Goldman’s pro forma real GDP for 2014, 2015 and 2016 average 3 percent, making this “weak” economy one that is not expected to have a recession in the foreseeable future.
And of course, there is a strange barbell type of prediction at CNBC, Here’s what could push Treasury yields to 2% in 2014.
The point is this
Right now, maybe it’s difficult to quantify the cumulative effects of millions of retired people whose pensions will be slashed, of millions more retiring with less income and more healthcare costs, of more people earning less, of more people more leveraged than before, etc. But there are telltale signs and potential headwinds:
- How ‘on-call’ hours are hurting part-time workers
- S&P downgrades US growth forecast
- Producer prices slip in November, hinting at lack of inflation
- More borrowers will struggle to pay off home equity loans
- Americans no longer want to drink these 9 beers while Craft brew craze creates black market for coveted beers; some sold for hundreds of dollars
- Americans say “Bah! humbug!” to diet colas and beer
- Wealthy Go Frugal This Holiday Amid Uneven U.S. Recovery
- Middle class buying luxury again—but at a bargain
Maybe all the Fed cares about and fights against are the “disinflationary consequences of the asset price bust and financial stress” AKA Irving Fisher’s debt deflation because there is nothing they can do about the challenges from demographics.

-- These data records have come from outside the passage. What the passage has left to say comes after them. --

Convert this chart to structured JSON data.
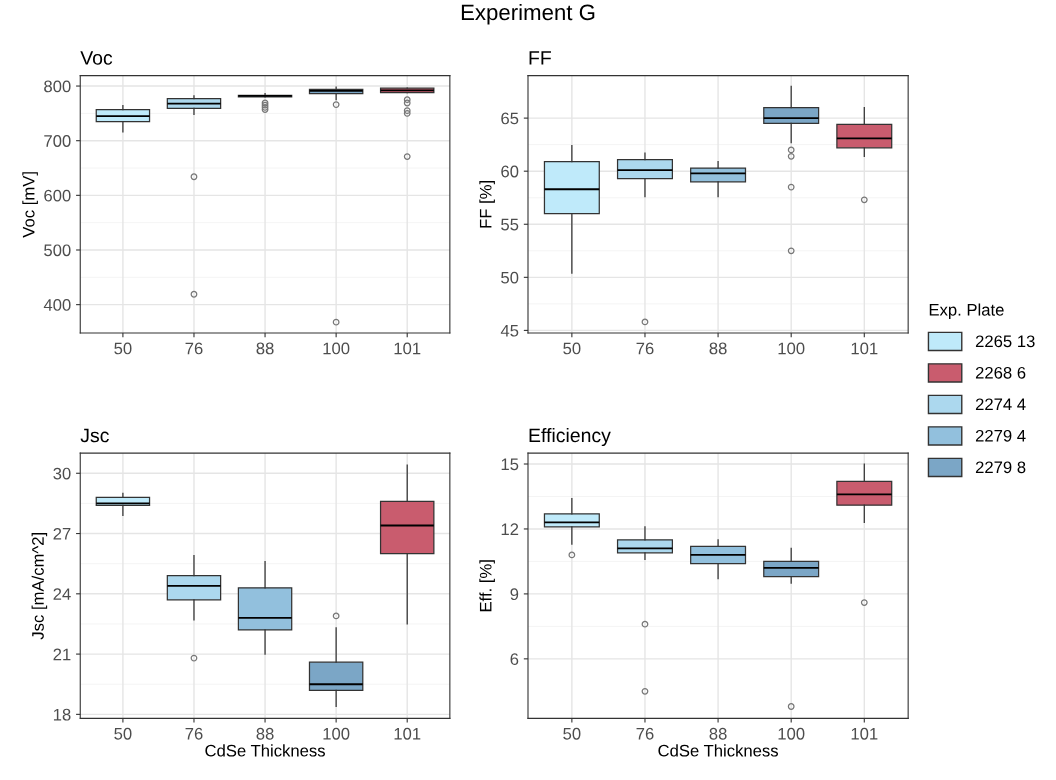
{
  "chart_data": [
    {
      "type": "box",
      "title": "Voc",
      "ylabel": "Voc [mV]",
      "annotations": [
        "Experiment G"
      ],
      "legend": "right",
      "legend_title": "Exp. Plate",
      "categories": [
        "50",
        "76",
        "88",
        "100",
        "101"
      ],
      "ylim": [
        348,
        819
      ],
      "yticks": [
        400,
        500,
        600,
        700,
        800
      ],
      "grid": true,
      "series": [
        {
          "name": "2265 13",
          "color": "#bfeafa",
          "boxes": [
            {
              "low": 716,
              "q1": 735,
              "median": 745,
              "q3": 757,
              "high": 764
            },
            null,
            null,
            null,
            null
          ]
        },
        {
          "name": "2268 6",
          "color": "#c95c6e",
          "boxes": [
            null,
            null,
            null,
            null,
            {
              "low": 788,
              "q1": 788,
              "median": 792,
              "q3": 796,
              "high": 796,
              "outliers": [
                775,
                769,
                755,
                750,
                671
              ]
            }
          ]
        },
        {
          "name": "2274 4",
          "color": "#acd8ee",
          "boxes": [
            null,
            {
              "low": 748,
              "q1": 759,
              "median": 768,
              "q3": 777,
              "high": 782,
              "outliers": [
                634,
                419
              ]
            },
            null,
            null,
            null
          ]
        },
        {
          "name": "2279 4",
          "color": "#92c0dd",
          "boxes": [
            null,
            null,
            {
              "low": 780,
              "q1": 780,
              "median": 782,
              "q3": 783,
              "high": 786,
              "outliers": [
                769,
                765,
                761,
                757
              ]
            },
            null,
            null
          ]
        },
        {
          "name": "2279 8",
          "color": "#7ba6c6",
          "boxes": [
            null,
            null,
            null,
            {
              "low": 775,
              "q1": 786,
              "median": 791,
              "q3": 794,
              "high": 798,
              "outliers": [
                766,
                368
              ]
            },
            null
          ]
        }
      ]
    },
    {
      "type": "box",
      "title": "FF",
      "ylabel": "FF [%]",
      "categories": [
        "50",
        "76",
        "88",
        "100",
        "101"
      ],
      "ylim": [
        44.75,
        69.0
      ],
      "yticks": [
        45,
        50,
        55,
        60,
        65
      ],
      "grid": true,
      "series": [
        {
          "color": "#bfeafa",
          "boxes": [
            {
              "low": 50.4,
              "q1": 56.0,
              "median": 58.3,
              "q3": 60.9,
              "high": 62.4
            },
            null,
            null,
            null,
            null
          ]
        },
        {
          "color": "#c95c6e",
          "boxes": [
            null,
            null,
            null,
            null,
            {
              "low": 61.4,
              "q1": 62.2,
              "median": 63.1,
              "q3": 64.4,
              "high": 66.0,
              "outliers": [
                57.3
              ]
            }
          ]
        },
        {
          "color": "#acd8ee",
          "boxes": [
            null,
            {
              "low": 57.6,
              "q1": 59.3,
              "median": 60.1,
              "q3": 61.1,
              "high": 61.7,
              "outliers": [
                45.8
              ]
            },
            null,
            null,
            null
          ]
        },
        {
          "color": "#92c0dd",
          "boxes": [
            null,
            null,
            {
              "low": 57.6,
              "q1": 59.0,
              "median": 59.8,
              "q3": 60.3,
              "high": 60.9
            },
            null,
            null
          ]
        },
        {
          "color": "#7ba6c6",
          "boxes": [
            null,
            null,
            null,
            {
              "low": 62.7,
              "q1": 64.5,
              "median": 65.0,
              "q3": 66.0,
              "high": 68.0,
              "outliers": [
                62.0,
                61.4,
                58.5,
                52.5
              ]
            },
            null
          ]
        }
      ]
    },
    {
      "type": "box",
      "title": "Jsc",
      "xlabel": "CdSe Thickness",
      "ylabel": "Jsc [mA/cm^2]",
      "categories": [
        "50",
        "76",
        "88",
        "100",
        "101"
      ],
      "ylim": [
        17.8,
        31.0
      ],
      "yticks": [
        18,
        21,
        24,
        27,
        30
      ],
      "grid": true,
      "series": [
        {
          "color": "#bfeafa",
          "boxes": [
            {
              "low": 27.9,
              "q1": 28.4,
              "median": 28.5,
              "q3": 28.8,
              "high": 29.0
            },
            null,
            null,
            null,
            null
          ]
        },
        {
          "color": "#c95c6e",
          "boxes": [
            null,
            null,
            null,
            null,
            {
              "low": 22.5,
              "q1": 26.0,
              "median": 27.4,
              "q3": 28.6,
              "high": 30.4
            }
          ]
        },
        {
          "color": "#acd8ee",
          "boxes": [
            null,
            {
              "low": 22.7,
              "q1": 23.7,
              "median": 24.4,
              "q3": 24.9,
              "high": 25.9,
              "outliers": [
                20.8
              ]
            },
            null,
            null,
            null
          ]
        },
        {
          "color": "#92c0dd",
          "boxes": [
            null,
            null,
            {
              "low": 21.0,
              "q1": 22.2,
              "median": 22.8,
              "q3": 24.3,
              "high": 25.6
            },
            null,
            null
          ]
        },
        {
          "color": "#7ba6c6",
          "boxes": [
            null,
            null,
            null,
            {
              "low": 18.4,
              "q1": 19.2,
              "median": 19.5,
              "q3": 20.6,
              "high": 22.3,
              "outliers": [
                22.9
              ]
            },
            null
          ]
        }
      ]
    },
    {
      "type": "box",
      "title": "Efficiency",
      "xlabel": "CdSe Thickness",
      "ylabel": "Eff. [%]",
      "categories": [
        "50",
        "76",
        "88",
        "100",
        "101"
      ],
      "ylim": [
        3.25,
        15.5
      ],
      "yticks": [
        6,
        9,
        12,
        15
      ],
      "grid": true,
      "series": [
        {
          "color": "#bfeafa",
          "boxes": [
            {
              "low": 11.3,
              "q1": 12.1,
              "median": 12.3,
              "q3": 12.7,
              "high": 13.4,
              "outliers": [
                10.8
              ]
            },
            null,
            null,
            null,
            null
          ]
        },
        {
          "color": "#c95c6e",
          "boxes": [
            null,
            null,
            null,
            null,
            {
              "low": 12.3,
              "q1": 13.1,
              "median": 13.6,
              "q3": 14.2,
              "high": 15.0,
              "outliers": [
                8.6
              ]
            }
          ]
        },
        {
          "color": "#acd8ee",
          "boxes": [
            null,
            {
              "low": 10.6,
              "q1": 10.9,
              "median": 11.1,
              "q3": 11.5,
              "high": 12.1,
              "outliers": [
                7.6,
                4.5
              ]
            },
            null,
            null,
            null
          ]
        },
        {
          "color": "#92c0dd",
          "boxes": [
            null,
            null,
            {
              "low": 9.7,
              "q1": 10.4,
              "median": 10.8,
              "q3": 11.2,
              "high": 11.5
            },
            null,
            null
          ]
        },
        {
          "color": "#7ba6c6",
          "boxes": [
            null,
            null,
            null,
            {
              "low": 9.5,
              "q1": 9.8,
              "median": 10.2,
              "q3": 10.5,
              "high": 11.1,
              "outliers": [
                3.8
              ]
            },
            null
          ]
        }
      ]
    }
  ]
}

Until QE came about, the only tool the Fed had available was interest rates which has been lowered repeatedly since 1987 in response to every financial crisis. What if THIS reaction actually launched a vicious cycle that dovetailed with demographics to i.) sow the seeds for the next crisis (by allowing accumulation of more debt to hold up asset prices), and ii.) weakened the economy by depriving millions of interest income and therefore spending?

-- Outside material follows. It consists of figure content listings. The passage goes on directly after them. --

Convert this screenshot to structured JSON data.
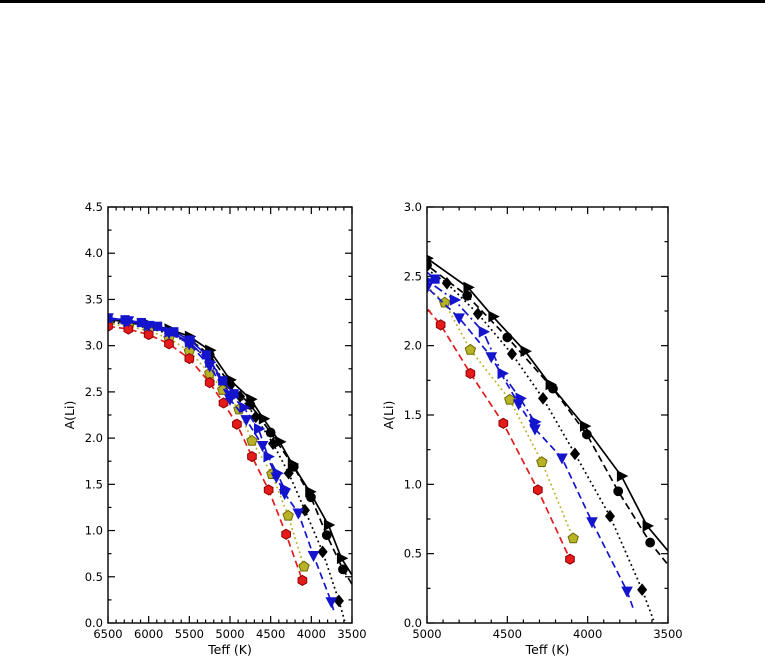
{
  "page": {
    "background": "#ffffff",
    "top_rule_color": "#000000"
  },
  "chart_data": {
    "type": "line",
    "title": "",
    "grid": false,
    "legend": "none",
    "panels": [
      {
        "name": "left-panel",
        "xlabel": "Teff (K)",
        "ylabel": "A(Li)",
        "x_range": [
          6500,
          3500
        ],
        "x_axis_reversed": true,
        "y_range": [
          0.0,
          4.5
        ],
        "x_major_ticks": [
          6500,
          6000,
          5500,
          5000,
          4500,
          4000,
          3500
        ],
        "x_minor_step": 100,
        "y_major_ticks": [
          0.0,
          0.5,
          1.0,
          1.5,
          2.0,
          2.5,
          3.0,
          3.5,
          4.0,
          4.5
        ],
        "y_minor_step": 0.25
      },
      {
        "name": "right-panel",
        "xlabel": "Teff (K)",
        "ylabel": "A(Li)",
        "x_range": [
          5000,
          3500
        ],
        "x_axis_reversed": true,
        "y_range": [
          0.0,
          3.0
        ],
        "x_major_ticks": [
          5000,
          4500,
          4000,
          3500
        ],
        "x_minor_step": 100,
        "y_major_ticks": [
          0.0,
          0.5,
          1.0,
          1.5,
          2.0,
          2.5,
          3.0
        ],
        "y_minor_step": 0.25
      }
    ],
    "series": [
      {
        "name": "black-dotted-diamond",
        "color": "#000000",
        "edge_color": "#000000",
        "line": "dotted",
        "marker": "diamond",
        "points": [
          [
            6500,
            3.26
          ],
          [
            6250,
            3.23
          ],
          [
            6000,
            3.19
          ],
          [
            5750,
            3.13
          ],
          [
            5500,
            3.03
          ],
          [
            5250,
            2.84
          ],
          [
            5060,
            2.6
          ],
          [
            4876,
            2.45
          ],
          [
            4683,
            2.23
          ],
          [
            4471,
            1.94
          ],
          [
            4278,
            1.62
          ],
          [
            4079,
            1.22
          ],
          [
            3861,
            0.77
          ],
          [
            3661,
            0.24
          ]
        ],
        "tail": [
          [
            3590,
            0.02
          ]
        ]
      },
      {
        "name": "black-dashed-circle",
        "color": "#000000",
        "edge_color": "#000000",
        "line": "dashed",
        "marker": "circle",
        "points": [
          [
            6500,
            3.27
          ],
          [
            6250,
            3.25
          ],
          [
            6000,
            3.21
          ],
          [
            5750,
            3.16
          ],
          [
            5500,
            3.07
          ],
          [
            5250,
            2.9
          ],
          [
            5000,
            2.58
          ],
          [
            4750,
            2.36
          ],
          [
            4500,
            2.06
          ],
          [
            4216,
            1.69
          ],
          [
            4005,
            1.36
          ],
          [
            3810,
            0.95
          ],
          [
            3611,
            0.58
          ]
        ],
        "tail": [
          [
            3500,
            0.42
          ]
        ]
      },
      {
        "name": "black-solid-triangle-right",
        "color": "#000000",
        "edge_color": "#000000",
        "line": "solid",
        "marker": "triangle-right",
        "points": [
          [
            6500,
            3.28
          ],
          [
            6250,
            3.26
          ],
          [
            6000,
            3.23
          ],
          [
            5750,
            3.18
          ],
          [
            5500,
            3.1
          ],
          [
            5250,
            2.95
          ],
          [
            5000,
            2.63
          ],
          [
            4745,
            2.42
          ],
          [
            4590,
            2.21
          ],
          [
            4390,
            1.96
          ],
          [
            4234,
            1.72
          ],
          [
            4020,
            1.42
          ],
          [
            3790,
            1.06
          ],
          [
            3630,
            0.7
          ]
        ],
        "tail": [
          [
            3500,
            0.52
          ]
        ]
      },
      {
        "name": "olive-dotted-pentagon",
        "color": "#b8b226",
        "edge_color": "#6e6a00",
        "line": "dotted",
        "marker": "pentagon",
        "points": [
          [
            6500,
            3.24
          ],
          [
            6250,
            3.21
          ],
          [
            6000,
            3.16
          ],
          [
            5750,
            3.08
          ],
          [
            5500,
            2.94
          ],
          [
            5250,
            2.7
          ],
          [
            5090,
            2.52
          ],
          [
            4890,
            2.31
          ],
          [
            4730,
            1.97
          ],
          [
            4485,
            1.61
          ],
          [
            4285,
            1.16
          ],
          [
            4090,
            0.61
          ]
        ]
      },
      {
        "name": "red-dashed-hexagon",
        "color": "#e31b1b",
        "edge_color": "#8f0000",
        "line": "dashed",
        "marker": "hexagon",
        "points": [
          [
            6500,
            3.21
          ],
          [
            6250,
            3.18
          ],
          [
            6000,
            3.12
          ],
          [
            5750,
            3.02
          ],
          [
            5500,
            2.86
          ],
          [
            5250,
            2.6
          ],
          [
            5080,
            2.38
          ],
          [
            4915,
            2.15
          ],
          [
            4730,
            1.8
          ],
          [
            4525,
            1.44
          ],
          [
            4310,
            0.96
          ],
          [
            4110,
            0.46
          ]
        ]
      },
      {
        "name": "blue-dashed-triangle-down",
        "color": "#1414cc",
        "edge_color": "#1414cc",
        "line": "dashed",
        "marker": "triangle-down",
        "points": [
          [
            6500,
            3.3
          ],
          [
            6250,
            3.27
          ],
          [
            6000,
            3.22
          ],
          [
            5750,
            3.14
          ],
          [
            5500,
            3.02
          ],
          [
            5250,
            2.78
          ],
          [
            5000,
            2.42
          ],
          [
            4800,
            2.2
          ],
          [
            4600,
            1.92
          ],
          [
            4430,
            1.58
          ],
          [
            4328,
            1.4
          ],
          [
            4160,
            1.19
          ],
          [
            3973,
            0.73
          ],
          [
            3755,
            0.23
          ]
        ],
        "tail": [
          [
            3715,
            0.1
          ]
        ]
      },
      {
        "name": "blue-dashdot-triangle-right",
        "color": "#1414cc",
        "edge_color": "#1414cc",
        "line": "dashdot",
        "marker": "triangle-right",
        "points": [
          [
            6500,
            3.29
          ],
          [
            6250,
            3.26
          ],
          [
            6000,
            3.22
          ],
          [
            5750,
            3.15
          ],
          [
            5500,
            3.04
          ],
          [
            5250,
            2.82
          ],
          [
            5000,
            2.47
          ],
          [
            4830,
            2.33
          ],
          [
            4650,
            2.1
          ],
          [
            4533,
            1.8
          ],
          [
            4421,
            1.62
          ],
          [
            4330,
            1.45
          ]
        ]
      },
      {
        "name": "blue-solid-square",
        "color": "#1414cc",
        "edge_color": "#1414cc",
        "line": "solid",
        "marker": "square",
        "points": [
          [
            6500,
            3.3
          ],
          [
            6290,
            3.28
          ],
          [
            6090,
            3.25
          ],
          [
            5890,
            3.21
          ],
          [
            5690,
            3.15
          ],
          [
            5490,
            3.06
          ],
          [
            5290,
            2.9
          ],
          [
            5090,
            2.62
          ],
          [
            4950,
            2.48
          ]
        ]
      }
    ]
  }
}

The “stress” is now gone from institutions while asset prices are back up, but the economy is still weak for most participants. Doesn’t this add up to Larry Summers’ secular stagnation?
In that case, is it possible that the American economy is in the same place as Japan’s in January 1995? I think I’ll keep my bond allocation, however unfashionable it may be, just in case the music stops.